All the candidates realize the uphill battle they must wage to defeat a popular incumbent, and so they look for every weakness. While Sharon has refused to publicly commit himself to any political program beyond the “readiness to make painful compromises when the time comes,” both Ben-Eliezer and Ramon are trying to sharpen their images with specifics.

Ben-Eliezer wants to renew negotiations from the point that was reached at Camp David, pushing for an eventual agreement that would include Clinton’s December 2000 plan for a Palestinian state encompassing all of Gaza and 95% of the West Bank, including the Arab sections of East Jerusalem. Ramon is riding a popular wave of support for a unilateral withdrawal to defensible borders (he calls it unilateral separation) and the establishment of physical barriers between Israel proper and a future Palestinian state.

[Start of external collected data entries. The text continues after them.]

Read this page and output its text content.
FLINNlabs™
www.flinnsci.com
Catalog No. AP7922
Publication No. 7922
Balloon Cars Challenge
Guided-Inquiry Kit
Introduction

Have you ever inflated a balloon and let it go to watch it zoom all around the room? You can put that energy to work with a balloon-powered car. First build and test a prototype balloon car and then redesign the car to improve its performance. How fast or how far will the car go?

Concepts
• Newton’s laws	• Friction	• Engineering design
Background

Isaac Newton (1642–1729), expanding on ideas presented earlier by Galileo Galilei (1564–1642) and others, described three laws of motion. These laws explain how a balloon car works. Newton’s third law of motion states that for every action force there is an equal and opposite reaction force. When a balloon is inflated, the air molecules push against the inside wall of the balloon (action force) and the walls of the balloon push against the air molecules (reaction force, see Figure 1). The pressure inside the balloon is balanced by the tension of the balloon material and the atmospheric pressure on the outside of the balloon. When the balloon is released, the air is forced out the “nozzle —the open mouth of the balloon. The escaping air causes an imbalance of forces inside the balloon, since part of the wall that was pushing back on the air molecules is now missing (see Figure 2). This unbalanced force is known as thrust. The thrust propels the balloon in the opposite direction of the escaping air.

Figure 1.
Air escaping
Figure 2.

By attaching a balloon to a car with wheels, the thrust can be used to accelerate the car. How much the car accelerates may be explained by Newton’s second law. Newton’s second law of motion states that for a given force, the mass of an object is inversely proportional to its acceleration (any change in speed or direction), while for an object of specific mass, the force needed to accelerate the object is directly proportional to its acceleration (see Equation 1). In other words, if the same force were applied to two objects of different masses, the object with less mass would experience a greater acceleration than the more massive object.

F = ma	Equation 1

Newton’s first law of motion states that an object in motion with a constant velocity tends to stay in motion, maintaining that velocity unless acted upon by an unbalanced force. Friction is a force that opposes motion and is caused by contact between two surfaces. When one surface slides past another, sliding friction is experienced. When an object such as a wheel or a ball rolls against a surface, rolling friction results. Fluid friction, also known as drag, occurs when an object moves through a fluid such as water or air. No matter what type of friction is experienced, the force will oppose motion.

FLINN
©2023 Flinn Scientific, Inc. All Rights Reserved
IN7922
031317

Both say that Arafat has proved that he cannot be a partner for future negotiations, yet if either is elected it can be assumed that negotiations will resume immediately with the leadership of the Palestinian Authority.

Netanyahu hopes that the voters will have forgotten the sorry ending of his previous term in office and that his self-promulgated reputation as a tough-talking anti-terrorism expert will stand him in good stead at a time when Israelis are extremely anxious about suicide bombers. Two key dates are coming up that could shape the coming elections--the peace conference, which Powell has declared will be convened soon, and the Labor Party convention this July, which will draft a new platform. Ben-Eliezer has declared that the Labor Party will leave the National Unity government soon afterward in order to establish a clear-cut alternative to the Likud.

The bottom line of Israeli politics today: It’s personal security and economics, stupid. If the elections were held tomorrow, Sharon would win. But if the suicide bombings continue and the economy deteriorates further, he will become vulnerable to either Netanyahu on his right or to a left-wing candidate who can clearly articulate an alternative and convincing political vision.